One of the most exciting and biologically highly plausible reasons for the childhood obesity epidemic may well be that current generations are far more susceptible to obesity because of “epigenetic programming”.

Simply put, the notion is that exposure to an adverse fetal environment, as in the case of maternal obesity, diabetes or hypertension during pregnancy, can lead to a lifelong change in the genetic program of the offspring, making them genetically more prone to obesity.

Thus, although the children are born with the same genetic code as their parents, whether or not certain genes are “more” or “less” active, is determined by the fetal (and possibly early post-natal) environment.

While these “epigenetic” changes are well documented in animal studies, exactly which genes are affected in the context of intergenerational transmission of obesity is not clear.

A study by Luigi Bouchard and colleagues from Université de Montréal, Canada, just published online in Diabetes Care, suggests that one of the modified genes may well be leptin, a key regulator of energy balance.

The researchers examined placental tissues as well as maternal and cord blood samples from 48 women, 23 of who had gestational impaired glucose tolerance (= gestational pre-diabetes).

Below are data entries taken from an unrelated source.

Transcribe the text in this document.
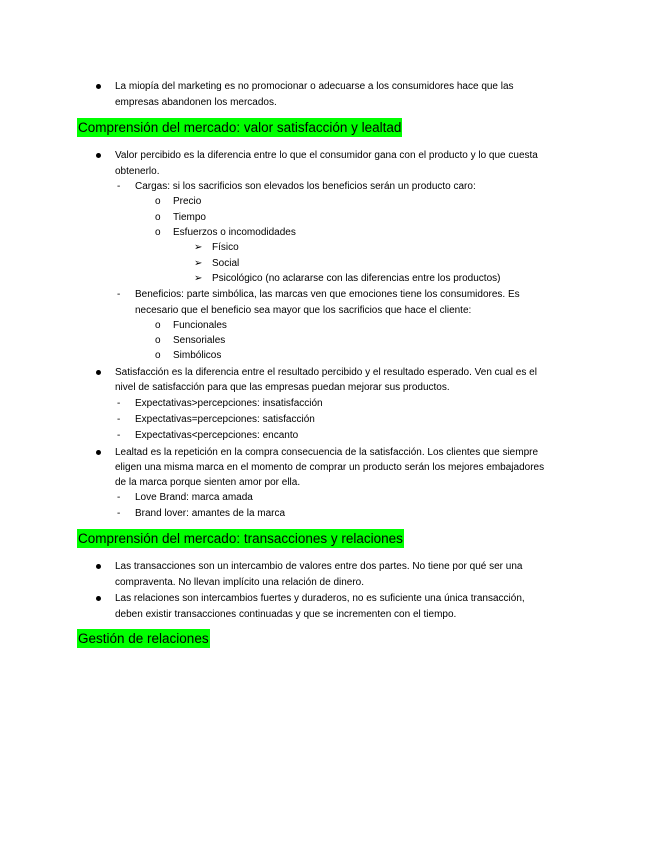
La miopía del marketing es no promocionar o adecuarse a los consumidores hace que las
empresas abandonen los mercados.
Comprensión del mercado: valor satisfacción y lealtad
Valor percibido es la diferencia entre lo que el consumidor gana con el producto y lo que cuesta
obtenerlo.
- Cargas: si los sacrificios son elevados los beneficios serán un producto caro:
o Precio
o Tiempo
o Esfuerzos o incomodidades
➢ Físico
➢ Social
➢ Psicológico (no aclararse con las diferencias entre los productos)
- Beneficios: parte simbólica, las marcas ven que emociones tiene los consumidores. Es
necesario que el beneficio sea mayor que los sacrificios que hace el cliente:
o Funcionales
o Sensoriales
o Simbólicos
Satisfacción es la diferencia entre el resultado percibido y el resultado esperado. Ven cual es el
nivel de satisfacción para que las empresas puedan mejorar sus productos.
- Expectativas>percepciones: insatisfacción
- Expectativas=percepciones: satisfacción
- Expectativas<percepciones: encanto
Lealtad es la repetición en la compra consecuencia de la satisfacción. Los clientes que siempre
eligen una misma marca en el momento de comprar un producto serán los mejores embajadores
de la marca porque sienten amor por ella.
- Love Brand: marca amada
- Brand lover: amantes de la marca
Comprensión del mercado: transacciones y relaciones
Las transacciones son un intercambio de valores entre dos partes. No tiene por qué ser una
compraventa. No llevan implícito una relación de dinero.
Las relaciones son intercambios fuertes y duraderos, no es suficiente una única transacción,
deben existir transacciones continuadas y que se incrementen con el tiempo.
Gestión de relaciones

Not only was there a positive association between the DNA methylation levels of the offspring’s leptin gene (measured in the placenta) and the glucose response to an oral glucose test, but there was also a negative relationship to placental leptin gene expression.

DNA methylation is a form of “epigenetic” modification that determines the extent to which a given gene is expressed in vivo. Thus although the genetic code or DNA sequence for that gene may be identical between two individuals, variations in DNA methylation will determine how “active” this gene is in a given individual.

The authors conclude that impaired glucose tolerance during pregnancy is associated with epigentic modification of the leptin gene with potential functional impacts that could in part account for the detrimental health effects associated with fetal programming such as long-term increased risk of developing obesity and type 2 diabetes.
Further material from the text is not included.